The data was analyzed using the ImageJ software (NIH, Bethesda, MD, USA). Five regions of interest (ROIs) of approximately 3–4 mm2 were drawn manually to avoid the inclusion of the liver margin, vessels, and bile ducts. The mean values obtained for the five ROIs were considered as the T1rho values
Blood serum parameters of liver function
After centrifugation for 10 min at 4°C (300 × g; Centrifuge 5804R), the activity of alanine transaminase (ALT), aspartate aminotransferase (AST) and total bilirubin (TBIL) in the serum was determined using an automatic biochemical blood analyzer (cat. no. 7600-210; Hitachi High-Technologies Corporation).
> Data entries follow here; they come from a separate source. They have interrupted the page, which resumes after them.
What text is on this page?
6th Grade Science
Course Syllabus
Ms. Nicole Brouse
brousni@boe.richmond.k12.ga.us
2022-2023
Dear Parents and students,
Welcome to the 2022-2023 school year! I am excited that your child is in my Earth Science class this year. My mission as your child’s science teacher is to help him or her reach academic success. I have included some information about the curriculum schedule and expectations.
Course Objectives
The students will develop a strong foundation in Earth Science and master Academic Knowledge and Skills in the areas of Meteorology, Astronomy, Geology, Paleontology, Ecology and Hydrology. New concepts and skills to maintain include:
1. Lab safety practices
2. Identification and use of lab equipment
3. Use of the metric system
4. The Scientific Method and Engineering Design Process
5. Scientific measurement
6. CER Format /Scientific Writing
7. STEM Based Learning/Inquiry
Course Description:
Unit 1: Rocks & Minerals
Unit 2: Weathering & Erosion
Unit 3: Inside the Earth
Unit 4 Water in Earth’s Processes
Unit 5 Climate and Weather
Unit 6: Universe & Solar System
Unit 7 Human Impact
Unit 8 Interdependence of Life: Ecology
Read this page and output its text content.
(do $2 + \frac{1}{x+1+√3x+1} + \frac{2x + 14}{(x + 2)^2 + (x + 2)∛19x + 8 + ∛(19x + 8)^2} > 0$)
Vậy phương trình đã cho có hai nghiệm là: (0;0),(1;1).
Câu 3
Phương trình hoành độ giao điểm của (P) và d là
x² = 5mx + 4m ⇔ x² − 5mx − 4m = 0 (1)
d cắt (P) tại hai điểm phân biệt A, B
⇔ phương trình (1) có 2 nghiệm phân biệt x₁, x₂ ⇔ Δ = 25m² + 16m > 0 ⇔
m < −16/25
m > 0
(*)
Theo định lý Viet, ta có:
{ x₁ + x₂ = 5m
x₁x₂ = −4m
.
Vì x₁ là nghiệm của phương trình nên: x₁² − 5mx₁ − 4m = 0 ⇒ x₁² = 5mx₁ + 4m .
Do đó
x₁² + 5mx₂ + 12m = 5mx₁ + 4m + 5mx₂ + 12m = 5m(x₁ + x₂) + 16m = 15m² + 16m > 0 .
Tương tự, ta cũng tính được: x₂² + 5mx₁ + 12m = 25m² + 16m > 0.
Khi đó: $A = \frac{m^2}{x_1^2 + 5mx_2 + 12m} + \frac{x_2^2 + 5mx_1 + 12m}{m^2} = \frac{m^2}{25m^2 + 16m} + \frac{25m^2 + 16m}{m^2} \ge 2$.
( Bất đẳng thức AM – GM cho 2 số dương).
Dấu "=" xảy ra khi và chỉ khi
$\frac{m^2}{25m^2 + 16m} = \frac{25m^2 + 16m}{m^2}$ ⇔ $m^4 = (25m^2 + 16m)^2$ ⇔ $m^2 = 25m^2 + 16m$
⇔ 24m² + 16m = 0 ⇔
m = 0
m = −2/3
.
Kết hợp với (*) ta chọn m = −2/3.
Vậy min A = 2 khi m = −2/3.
After the MRI scan, the rats were sacrificed via excessive anesthesia. The liver tissue was removed, fixed with a formaldehyde solution and embedded in paraffin. The tissue was then cut into 5-μm sections and stained with hematoxylin and eosin (HE) and picrosirius red. Here, picrosirius staining reflects collagen content and indicates progressive changes in fibrosis after the reversal of bile duct obstruction. Two independent pathologists blinded to the MRI results evaluated the samples using a dedicated microscope (Leica DM2000).
The collagen content of the liver was measured using a semi-quantitative analysis with picrosirius staining. Briefly, ten parenchymal images of the liver (magnification of 200×) were randomly selected and the percentage of positively stained areas relative to the entire area was calculated using the Image-Pro Plus v6.0 image analysis software (Media Cybernetics, Rockville, MD) [8, 9]. Inflammation, ballooning, and steatosis in the liver were evaluated according to the nonalcoholic steatohepatitis (NASH) standards . Lobular inflammation was graded on a 0-3 scale: 0: no lesions; 1: <2 lesions; 2: 2-4 lesions; 3: >4 lesions. Portal inflammation was graded on a 0-1 scale: 0: none to minimal; 1: greater than minimal. Ballooning was graded on a 0-2 scale: 0: none; 1: few balloon cells; 2: many cells/prominent ballooning. The assessment of steatosis was based on the proportion of the steatosis area within the visual field .
The statistical package for social sciences software version 20.0 (SPSS, Chicago, IL) was used for all statistical analysis. A p-value <0.05 was considered statistically significant. The data are expressed as mean ± standard deviation. Normality was assessed using a Kolmogorov-Smirnov test. A one-way analyses of variance for multiple groups with least significant difference post hoc tests was performed on the outcome parameters. Pearson’s rank correlation coefficients, (r values) were calculated to assess the correlation between the T1rho and the pathophysiological parameters.